You’re only 5-steps away from creating a better patient experience – here’s how

In this article, we’ll show you how to create a cycle in five steps so that you can implement a plan and experience the benefits of feedback firsthand. Ready to take your facility to the next level? Read on.

There are many reasons why health care facilities might seek customer feedback – to identify underlying issues (and opportunities), to continually improve service standards, or do away with processes that aren’t working for you or your patients.

Feedback can also help you raise the bar across the board. For patients, the process can demonstrate to them that their input is heard and valued, and internally, feedback can help you establish service KPIs and a culture of innovation within your workforce. So, when you’re creating a feedback cycle, you’re making a positive move towards holistic improvements and better relationships with everyone involved.

Getting to know the feedback model before diving in

Applying the right techniques to collecting and interpreting data into rich (and useable) insights, is key to getting the most useful information from your feedback cycle. Without a tried and tested plan, it’s easy to miss a critical step or opportunity, so before taking action, we suggest familiarising yourself with this simple yet effective model. Check out the infographic below.


DOWN TO THE DETAIL – practical steps to creating a successful feedback cycle
With the overarching model under your belt, let’s move on to the actionable steps required to implement the framework effectively. Starting with choosing the best collection methods for your objectives.


There are many ways to collect feedback from your patients – each with its benefits and limitations. Every facility is different, so you’ll need to select the collection technique that suits your needs and the type of data you’re seeking. Here are some examples of collection methods:

  • Patient experience surveys – for general information on patient needs, wants, and pain points (SMS or automated kiosks are great platforms for this style of survey)
  • Tailored surveys – for targeted information about a specific area or patient experience
  • Population surveys – for information on patients from diverse geographic and demographic backgrounds (uncovers community-specific issues)
  • Focus groups – for collecting qualitative information from sample groups, within a closed setting (like a small group interview)
  • Interviews – for one-on-one insights (this can often be time-consuming though)
  • Patient panels – where representatives from the community provide feedback and contribute to decision-making

Your data is only useful if it can be understood, and insights translated into actionable, measurable outputs that are reviewed over time. Recording key findings and comparing the results against feedback collected down the track, will allow you to spot patterns, opportunities for improvement, and gaps requiring further attention. This step may take a little time, but it’s time well spent if your facility and your patients get to reap the rewards!

You’ve taken the time to ask for stakeholder input – now share the insights you’ve worked so hard to uncover! This shows that your facility is transparent about the feedback process; that you are committed to best practice; engage others in your decision-making, and in some cases, are meeting regulatory requirements.

Showcase key findings (and planned actions) at events, through direct mail, your website, annual report, or a range of other marketing communication channels (like social media, in-facility displays or newsletters). Nothing says ‘we’re listening’ like being open about how you’re going to address patient concerns.

With critical insights in hand, you can finally start planning and implementing change. Depending on the type of change (big or small), we recommend taking a strategic approach for the best results:

  • Set goals and objectives that are achievable, measurable, and have a deadline
  • Establish manageable steps to achieving them
  • Prioritise actions
  • Involve relevant stakeholders (this may include staff or patients, for example)
  • Establish a reporting channel (who you will communicate the progress with)
  • Review along the way and at the end of the process – lessons will be learnt!

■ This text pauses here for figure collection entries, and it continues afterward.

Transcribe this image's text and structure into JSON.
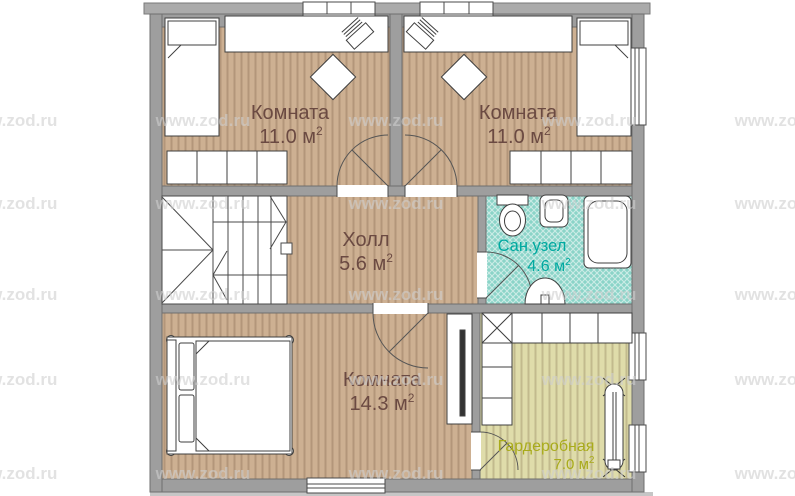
{
  "watermark": {
    "text": "www.zod.ru"
  },
  "colors": {
    "wall": "#9e9e9e",
    "wall_outline": "#6f6f6f",
    "floor_wood": "#cdb092",
    "floor_bath": "#8bd4c8",
    "floor_wardrobe": "#dfdcaa",
    "room_label": "#6b4a42",
    "bath_label": "#00a9a0",
    "wardrobe_label": "#a9ab1b"
  },
  "rooms": {
    "bedroom_top_left": {
      "name": "Комната",
      "area_value": "11.0 м",
      "area_sup": "2"
    },
    "bedroom_top_right": {
      "name": "Комната",
      "area_value": "11.0 м",
      "area_sup": "2"
    },
    "hall": {
      "name": "Холл",
      "area_value": "5.6 м",
      "area_sup": "2"
    },
    "bathroom": {
      "name": "Сан.узел",
      "area_value": "4.6 м",
      "area_sup": "2"
    },
    "bedroom_bottom": {
      "name": "Комната",
      "area_value": "14.3 м",
      "area_sup": "2"
    },
    "wardrobe": {
      "name": "Гардеробная",
      "area_value": "7.0 м",
      "area_sup": "2"
    }
  }
}
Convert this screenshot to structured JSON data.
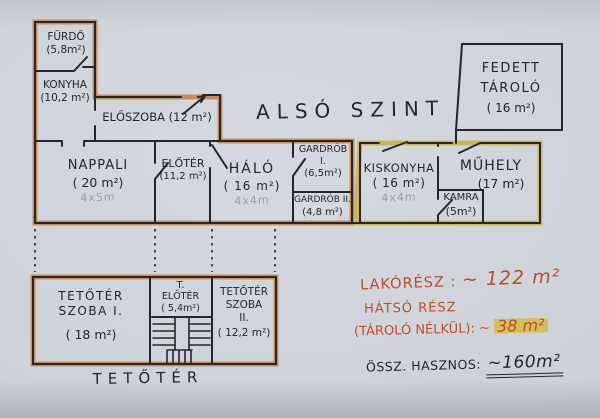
{
  "title": "ALSÓ SZINT",
  "lower_level": {
    "rooms": {
      "furdo": {
        "name": "FÜRDŐ",
        "area": "(5,8m²)"
      },
      "konyha": {
        "name": "KONYHA",
        "area": "(10,2 m²)"
      },
      "eloszoba": {
        "name": "ELŐSZOBA",
        "area": "(12 m²)"
      },
      "nappali": {
        "name": "NAPPALI",
        "area": "( 20 m²)",
        "pencil_note": "4x5m"
      },
      "eloter": {
        "name": "ELŐTÉR",
        "area": "(11,2 m²)"
      },
      "halo": {
        "name": "HÁLÓ",
        "area": "( 16 m²)",
        "pencil_note": "4x4m"
      },
      "gardrob_1": {
        "name": "GARDRÓB",
        "numeral": "I.",
        "area": "(6,5m²)"
      },
      "gardrob_2": {
        "name": "GARDRÓB II.",
        "area": "(4,8 m²)"
      },
      "kiskonyha": {
        "name": "KISKONYHA",
        "area": "( 16 m²)",
        "pencil_note": "4x4m"
      },
      "kamra": {
        "name": "KAMRA",
        "area": "(5m²)"
      },
      "muhely": {
        "name": "MŰHELY",
        "area": "(17 m²)"
      },
      "fedett_tarolo": {
        "line1": "FEDETT",
        "line2": "TÁROLÓ",
        "area": "( 16 m²)"
      }
    }
  },
  "attic": {
    "label": "TETŐTÉR",
    "rooms": {
      "szoba_1": {
        "line1": "TETŐTÉR",
        "line2": "SZOBA I.",
        "area": "( 18 m²)"
      },
      "t_eloter": {
        "line1": "T.",
        "line2": "ELŐTÉR",
        "area": "( 5,4m²)"
      },
      "szoba_2": {
        "line1": "TETŐTÉR",
        "line2": "SZOBA",
        "line3": "II.",
        "area": "( 12,2 m²)"
      }
    }
  },
  "annotations": {
    "lakoresz_label": "LAKÓRÉSZ :",
    "lakoresz_value": "~ 122 m²",
    "hatso_line1": "HÁTSÓ RÉSZ",
    "hatso_line2": "(TÁROLÓ NÉLKÜL): ~",
    "hatso_value": "38 m²",
    "ossz_label": "ÖSSZ. HASZNOS:",
    "ossz_value": "~160m²"
  },
  "colors": {
    "paper": "#ced3da",
    "ink": "#26262a",
    "outer_wall_highlight_main": "#c8854b",
    "outer_wall_highlight_rear": "#c9b14e",
    "annotation_ink": "#bf4c28",
    "highlight_yellow": "#d7b93c",
    "pencil": "#96a0ad"
  }
}
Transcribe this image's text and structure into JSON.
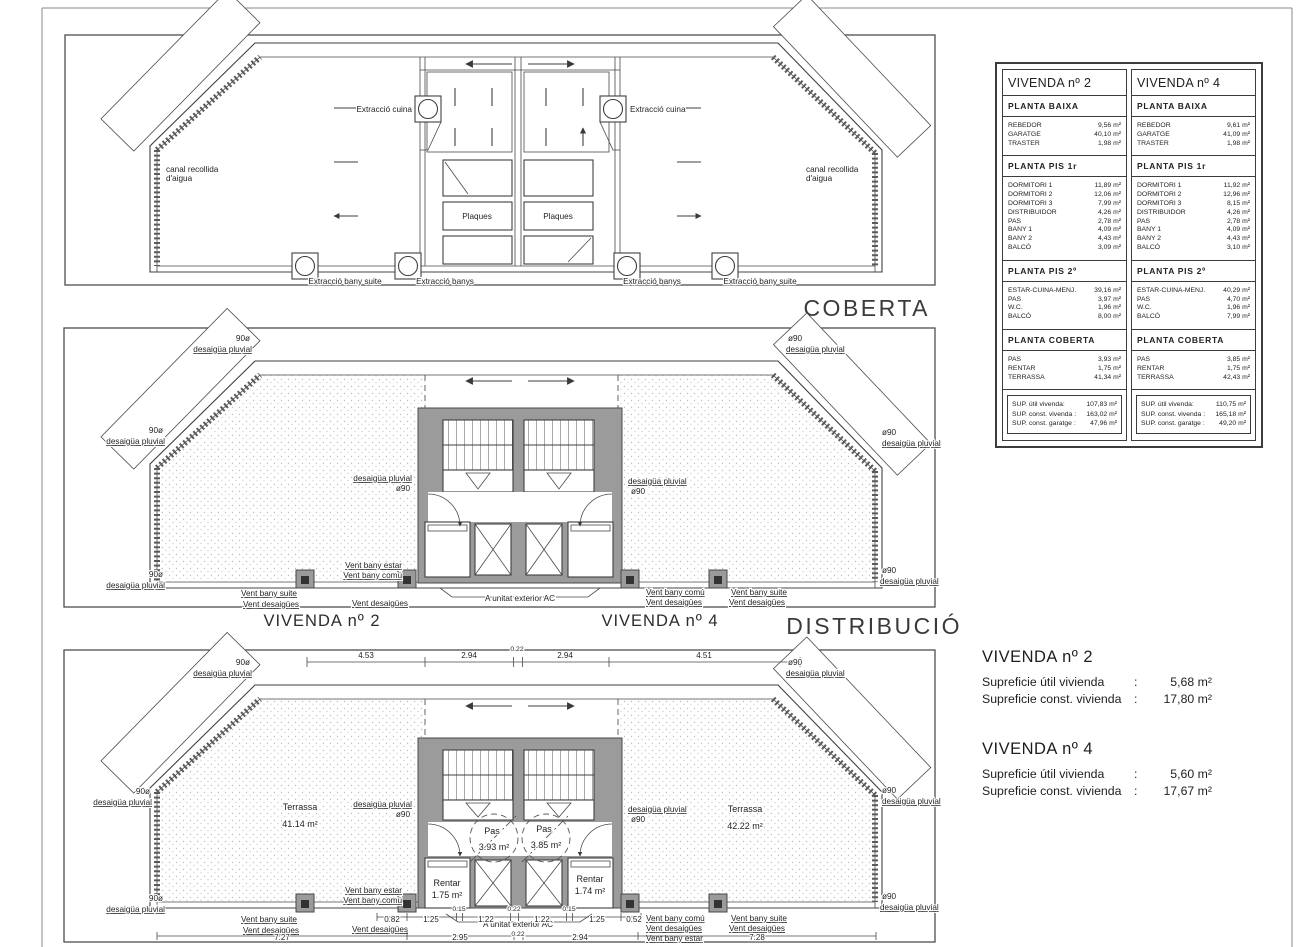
{
  "colors": {
    "line": "#3f3f3f",
    "wall": "#9b9b9b"
  },
  "labels": {
    "desaigua_pluvial": "desaigüa pluvial",
    "o90": "ø90",
    "n90": "90ø",
    "vent_bany_estar": "Vent bany estar",
    "vent_bany_comu": "Vent bany comú",
    "vent_bany_suite": "Vent bany suite",
    "vent_desaigues": "Vent desaigües",
    "a_unitat": "A unitat exterior AC",
    "canal_line1": "canal recollida",
    "canal_line2": "d'aigua",
    "extraccio_cuina": "Extracció cuina",
    "extraccio_banys": "Extracció banys",
    "extraccio_bany_suite": "Extracció bany suite",
    "plaques": "Plaques"
  },
  "coberta": {
    "title": "COBERTA"
  },
  "distribucio": {
    "title": "DISTRIBUCIÓ",
    "vivenda2": "VIVENDA nº 2",
    "vivenda4": "VIVENDA nº 4"
  },
  "planta": {
    "dims_top": [
      "4.53",
      "2.94",
      "0.22",
      "2.94",
      "4.51"
    ],
    "dims_mid": [
      "0.82",
      "1.25",
      "0.15",
      "1.22",
      "0.22",
      "1.22",
      "0.15",
      "1.25",
      "0.52"
    ],
    "dims_bottom": [
      "7.27",
      "2.95",
      "0.22",
      "2.94",
      "7.28"
    ],
    "terrassa_left": {
      "name": "Terrassa",
      "area": "41.14 m²"
    },
    "terrassa_right": {
      "name": "Terrassa",
      "area": "42.22 m²"
    },
    "pas_left": {
      "name": "Pas",
      "area": "3.93 m²"
    },
    "pas_right": {
      "name": "Pas",
      "area": "3.85 m²"
    },
    "rentar_left": {
      "name": "Rentar",
      "area": "1.75 m²"
    },
    "rentar_right": {
      "name": "Rentar",
      "area": "1.74 m²"
    }
  },
  "table": {
    "columns": [
      {
        "title": "VIVENDA nº 2",
        "sections": [
          {
            "header": "PLANTA BAIXA",
            "rows": [
              [
                "REBEDOR",
                "9,56 m²"
              ],
              [
                "GARATGE",
                "40,10 m²"
              ],
              [
                "TRASTER",
                "1,98 m²"
              ]
            ]
          },
          {
            "header": "PLANTA PIS 1r",
            "rows": [
              [
                "DORMITORI 1",
                "11,89 m²"
              ],
              [
                "DORMITORI 2",
                "12,06 m²"
              ],
              [
                "DORMITORI 3",
                "7,99 m²"
              ],
              [
                "DISTRIBUIDOR",
                "4,26 m²"
              ],
              [
                "PAS",
                "2,78 m²"
              ],
              [
                "BANY 1",
                "4,09 m²"
              ],
              [
                "BANY 2",
                "4,43 m²"
              ],
              [
                "BALCÓ",
                "3,09 m²"
              ]
            ]
          },
          {
            "header": "PLANTA PIS 2º",
            "rows": [
              [
                "ESTAR-CUINA-MENJ.",
                "39,16 m²"
              ],
              [
                "PAS",
                "3,97 m²"
              ],
              [
                "W.C.",
                "1,96 m²"
              ],
              [
                "BALCÓ",
                "8,00 m²"
              ]
            ]
          },
          {
            "header": "PLANTA COBERTA",
            "rows": [
              [
                "PAS",
                "3,93 m²"
              ],
              [
                "RENTAR",
                "1,75 m²"
              ],
              [
                "TERRASSA",
                "41,34 m²"
              ]
            ]
          }
        ],
        "summary": [
          [
            "SUP. útil vivenda:",
            "107,83 m²"
          ],
          [
            "SUP. const. vivenda :",
            "163,02 m²"
          ],
          [
            "SUP. const. garatge :",
            "47,96 m²"
          ]
        ]
      },
      {
        "title": "VIVENDA nº 4",
        "sections": [
          {
            "header": "PLANTA BAIXA",
            "rows": [
              [
                "REBEDOR",
                "9,61 m²"
              ],
              [
                "GARATGE",
                "41,09 m²"
              ],
              [
                "TRASTER",
                "1,98 m²"
              ]
            ]
          },
          {
            "header": "PLANTA PIS 1r",
            "rows": [
              [
                "DORMITORI 1",
                "11,92 m²"
              ],
              [
                "DORMITORI 2",
                "12,96 m²"
              ],
              [
                "DORMITORI 3",
                "8,15 m²"
              ],
              [
                "DISTRIBUIDOR",
                "4,26 m²"
              ],
              [
                "PAS",
                "2,78 m²"
              ],
              [
                "BANY 1",
                "4,09 m²"
              ],
              [
                "BANY 2",
                "4,43 m²"
              ],
              [
                "BALCÓ",
                "3,10 m²"
              ]
            ]
          },
          {
            "header": "PLANTA PIS 2º",
            "rows": [
              [
                "ESTAR-CUINA-MENJ.",
                "40,29 m²"
              ],
              [
                "PAS",
                "4,70 m²"
              ],
              [
                "W.C.",
                "1,96 m²"
              ],
              [
                "BALCÓ",
                "7,99 m²"
              ]
            ]
          },
          {
            "header": "PLANTA COBERTA",
            "rows": [
              [
                "PAS",
                "3,85 m²"
              ],
              [
                "RENTAR",
                "1,75 m²"
              ],
              [
                "TERRASSA",
                "42,43 m²"
              ]
            ]
          }
        ],
        "summary": [
          [
            "SUP. útil vivenda:",
            "110,75 m²"
          ],
          [
            "SUP. const. vivenda :",
            "165,18 m²"
          ],
          [
            "SUP. const. garatge :",
            "49,20 m²"
          ]
        ]
      }
    ]
  },
  "summaries": [
    {
      "title": "VIVENDA nº 2",
      "rows": [
        {
          "label": "Supreficie útil vivienda",
          "sep": ":",
          "value": "5,68 m²"
        },
        {
          "label": "Supreficie const. vivienda",
          "sep": ":",
          "value": "17,80 m²"
        }
      ]
    },
    {
      "title": "VIVENDA nº 4",
      "rows": [
        {
          "label": "Supreficie útil vivienda",
          "sep": ":",
          "value": "5,60 m²"
        },
        {
          "label": "Supreficie const. vivienda",
          "sep": ":",
          "value": "17,67 m²"
        }
      ]
    }
  ]
}
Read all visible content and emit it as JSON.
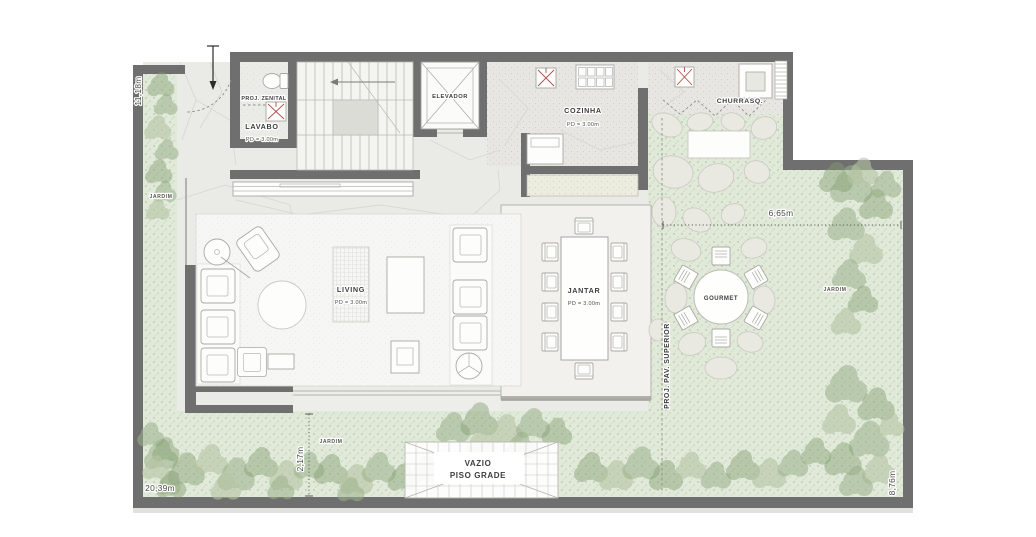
{
  "labels": {
    "proj_zenital": "PROJ. ZENITAL",
    "lavabo": "LAVABO",
    "lavabo_pd": "PD = 3.00m",
    "elevador": "ELEVADOR",
    "cozinha": "COZINHA",
    "cozinha_pd": "PD = 3.00m",
    "churrasq": "CHURRASQ.",
    "living": "LIVING",
    "living_pd": "PD = 3.00m",
    "jantar": "JANTAR",
    "jantar_pd": "PD = 3.00m",
    "gourmet": "GOURMET",
    "jardim_left": "JARDIM",
    "jardim_right": "JARDIM",
    "jardim_bottom": "JARDIM",
    "vazio_line1": "VAZIO",
    "vazio_line2": "PISO GRADE",
    "proj_pav_superior": "PROJ. PAV. SUPERIOR"
  },
  "dimensions": {
    "left_height": "11,18m",
    "bottom_width": "20,39m",
    "garden_width": "6,65m",
    "garden_strip_depth": "2,17m",
    "right_height": "8,76m"
  },
  "colors": {
    "wall": "#6f6f6f",
    "floor": "#eaeae7",
    "living_floor": "#f6f6f4",
    "garden": "#e1e9d9",
    "tree": "#9cb18b",
    "stone": "#e9e9e2",
    "fixture_mark": "#b05252"
  }
}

The only way you can tell if you’ve made improvements is to gather ongoing feedback (for data on specific changes) and by setting benchmarks from which to measure progress. You will have already established targets (when setting objectives), now is the time to review your results and if you’re not achieving what you set out to do, investigate why and what you can do to improve. This doesn’t have to feel like a criticism – more of a checkpoint to ensure things are progressing well. There’s no shame in tweaking actions along the way if it leads to better results.


Collecting, understanding, and acting upon feedback, while not always straightforward, can have long-term benefits for patients, staff, and your facility as the improvements you make can raise the bar for other health care facilities too. Engaging patients in the process and sharing ownership of improvements is a terrific way of showing them they are valued. Likewise, staff see that you’re committed to the continuous improvement and development of your facility, which makes them feel good about where they work and want to contribute to its success.